The new downtown bike lane is on the north side of Chapel Street, heading west from Temple Street to College Street.
This reporter took an inaugural ride of the newly-striped, unprotected bike lane with Downtown Alder Eli Sabin.
“I bike around downtown a lot,” said the current Ward 1, aspiring Ward 7 alder.
“We’ve had dozens of pedestrians and cyclists killed in the city” in recent years, Sabin said. “We need to make sure we do everything we can to make getting around the city as safe as possible. Biking is an affordable and active way to get around the city.”
This lane is a small thing, he said. But it’s a step — or a wheel, or a pedal — in the right direction.
City Transportation, Traffic & Parking (TTP) Director Doug Hausladen said that the new Chapel Street bike lane was approved at a recent city Traffic Authority meeting and was laid out and installed by his department last week.
Up next, he said, is an already-approved contraflow bike lane on Wall Street between College and Orange. He said his department is also working with the city engineering and public works departments and with the city’s Resource Allocation Committee to extend the current, protected Crescent Street cycletrack to Southern Connecticut State University.
Sabin added that he’s also working with Dixwell Alder Jeanette Morrison on a new bike lane on York Street that would stretch across both of their wards.
Edgewood Cycletrack Breaks Ground
Meanwhile, a half-mile to the west, construction has begun on the long-delayed, and highly-anticipated, Edgewood Avenue cycletrack.
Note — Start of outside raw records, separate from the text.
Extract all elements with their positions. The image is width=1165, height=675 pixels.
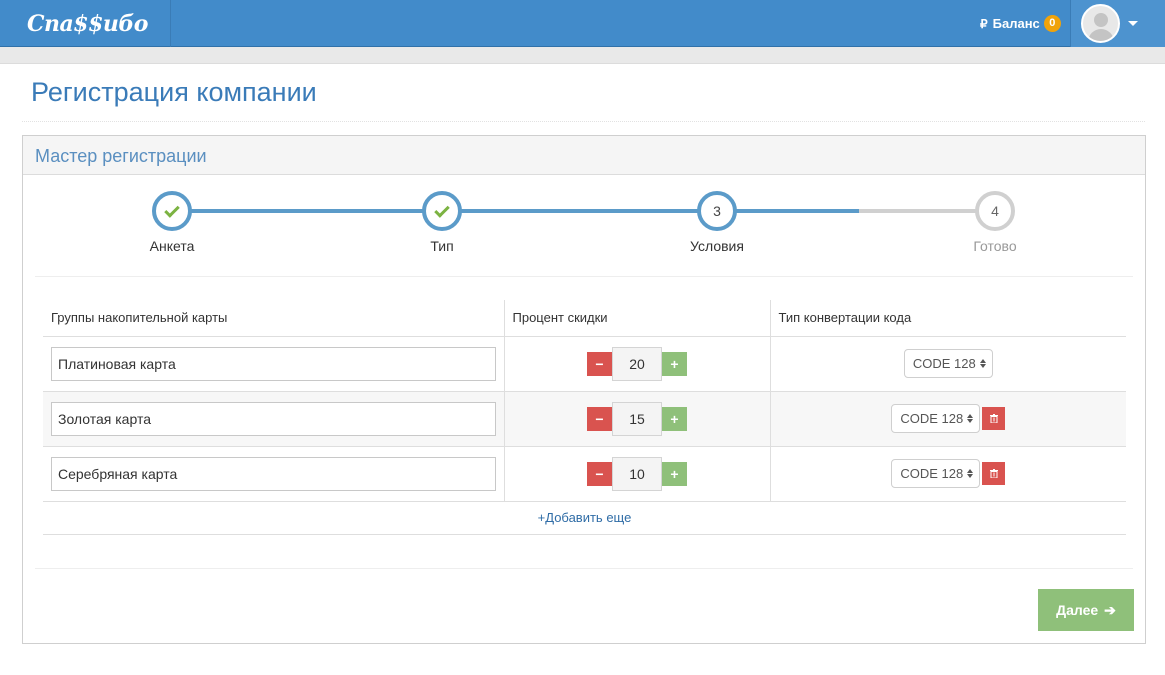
registration-wizard-panel: Мастер регистрации Анкета Тип 3 Условия …	[22, 135, 1146, 644]
trash-icon	[989, 414, 998, 423]
trash-icon	[989, 469, 998, 478]
user-menu[interactable]	[1070, 0, 1165, 47]
code-type-select[interactable]: CODE 128	[891, 459, 981, 488]
discount-input[interactable]	[612, 346, 662, 381]
balance-badge: 0	[1043, 15, 1061, 32]
decrease-button[interactable]: −	[587, 406, 612, 431]
discount-input[interactable]	[612, 456, 662, 491]
code-type-cell: CODE 128	[769, 446, 1126, 502]
sub-navbar	[0, 47, 1165, 64]
logo-text: Спа$$ибо	[27, 10, 148, 37]
group-name-cell	[43, 391, 504, 447]
code-type-value: CODE 128	[900, 466, 964, 481]
column-header-discount: Процент скидки	[503, 300, 770, 337]
wizard-step-3[interactable]: 3	[697, 191, 737, 231]
discount-stepper: − +	[505, 401, 770, 436]
logo[interactable]: Спа$$ибо	[0, 0, 171, 47]
page-title: Регистрация компании	[31, 77, 317, 107]
group-name-cell	[43, 446, 504, 502]
table-row: − + CODE 128	[43, 446, 1126, 502]
wizard-divider	[35, 276, 1133, 277]
group-name-input[interactable]	[51, 346, 496, 381]
title-divider	[22, 121, 1145, 122]
balance-label: Баланс	[992, 16, 1040, 31]
top-navbar: Спа$$ибо ₽ Баланс 0	[0, 0, 1165, 47]
discount-cell: − +	[503, 446, 770, 502]
group-name-input[interactable]	[51, 401, 496, 436]
group-name-cell	[43, 336, 504, 392]
next-button[interactable]: Далее ➔	[1038, 589, 1134, 631]
arrow-right-icon: ➔	[1104, 601, 1116, 618]
discount-stepper: − +	[505, 346, 770, 381]
code-type-cell: CODE 128	[769, 391, 1126, 447]
chevron-down-icon	[1128, 21, 1138, 26]
column-header-code-type: Тип конвертации кода	[769, 300, 1126, 337]
discount-cell: − +	[503, 336, 770, 392]
decrease-button[interactable]: −	[587, 351, 612, 376]
avatar-icon	[1081, 4, 1120, 43]
footer-divider	[35, 568, 1133, 569]
code-type-cell: CODE 128	[769, 336, 1126, 392]
wizard-step-1[interactable]	[152, 191, 192, 231]
decrease-button[interactable]: −	[587, 461, 612, 486]
next-button-label: Далее	[1056, 602, 1099, 618]
column-header-groups: Группы накопительной карты	[43, 300, 504, 337]
table-row: − + CODE 128	[43, 336, 1126, 392]
select-arrows-icon	[967, 414, 974, 423]
discount-input[interactable]	[612, 401, 662, 436]
table-header-row: Группы накопительной карты Процент скидк…	[43, 300, 1126, 337]
panel-header: Мастер регистрации	[23, 136, 1145, 175]
discount-stepper: − +	[505, 456, 770, 491]
check-icon	[164, 201, 180, 218]
wizard-step-4[interactable]: 4	[975, 191, 1015, 231]
delete-row-button[interactable]	[982, 462, 1006, 485]
wizard-step-2-label: Тип	[430, 238, 454, 254]
wizard-step-4-label: Готово	[973, 238, 1017, 254]
wizard-steps: Анкета Тип 3 Условия 4 Готово	[23, 136, 1147, 276]
wizard-step-1-label: Анкета	[149, 238, 195, 254]
increase-button[interactable]: +	[662, 351, 687, 376]
discount-cell: − +	[503, 391, 770, 447]
wizard-step-2[interactable]	[422, 191, 462, 231]
add-more-link[interactable]: +Добавить еще	[43, 501, 1126, 535]
increase-button[interactable]: +	[662, 406, 687, 431]
progress-line-done	[191, 209, 859, 213]
panel-title: Мастер регистрации	[35, 146, 207, 166]
select-arrows-icon	[979, 359, 986, 368]
balance-link[interactable]: ₽ Баланс 0	[980, 15, 1061, 32]
table-row: − + CODE 128	[43, 391, 1126, 447]
select-arrows-icon	[967, 469, 974, 478]
check-icon	[434, 201, 450, 218]
code-type-select[interactable]: CODE 128	[891, 404, 981, 433]
progress-line-todo	[859, 209, 995, 213]
code-type-value: CODE 128	[900, 411, 964, 426]
code-type-value: CODE 128	[912, 356, 976, 371]
group-name-input[interactable]	[51, 456, 496, 491]
ruble-icon: ₽	[980, 16, 988, 31]
card-groups-table: Группы накопительной карты Процент скидк…	[43, 300, 1126, 502]
code-type-select[interactable]: CODE 128	[903, 349, 993, 378]
delete-row-button[interactable]	[982, 407, 1006, 430]
wizard-step-3-label: Условия	[690, 238, 744, 254]
increase-button[interactable]: +	[662, 461, 687, 486]
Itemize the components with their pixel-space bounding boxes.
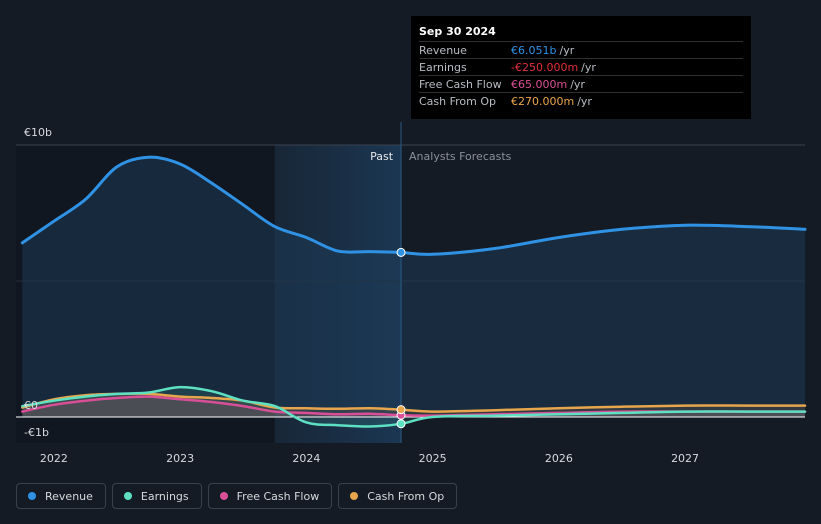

That’s the planned new 2.1‑mile protected bicycle path that will stretch from Forest Road in Westville to Park Street in Dwight.
City staff have been promoting the cycletrack since March 2016, when they first presented the idea at a Westville neighborhood meeting. After several more community meetings, the city earned City Plan Commission approval for the project in June 2017. That was followed by a final sign off from the city’s traffic commissioners in August 2017. The project then hit delay after delay, largely related to what city officials described as planning out and finding contractors for complicated signal work.
Nearly four years later, city-hired contractor Lior Excavating is now busy at work digging up the sidewalk at the northeast corner of Edgewood Avenue and Dwight Street.
Lior contstruction workers Dajohn Stevenson and John Ramirez (pictured) said they’re installing all new sidewalks, a new granite curbs, two new ADA-accessible ramps, and new cross signals.
The project itself will stretch across 11 different intersections on the west side of town, and will see the addition of new sidewalks, reconfigured intersections, and new bicycle-only traffic signals.
This will be more than just a protected two-way track for bicycles, City Engineer Giovanni Zinn said. “It’s pedestrian improvements, signal improvements, new walk signals, changing the geometry on a weird intersection.”
He said that the cycletrack will be built from east to west.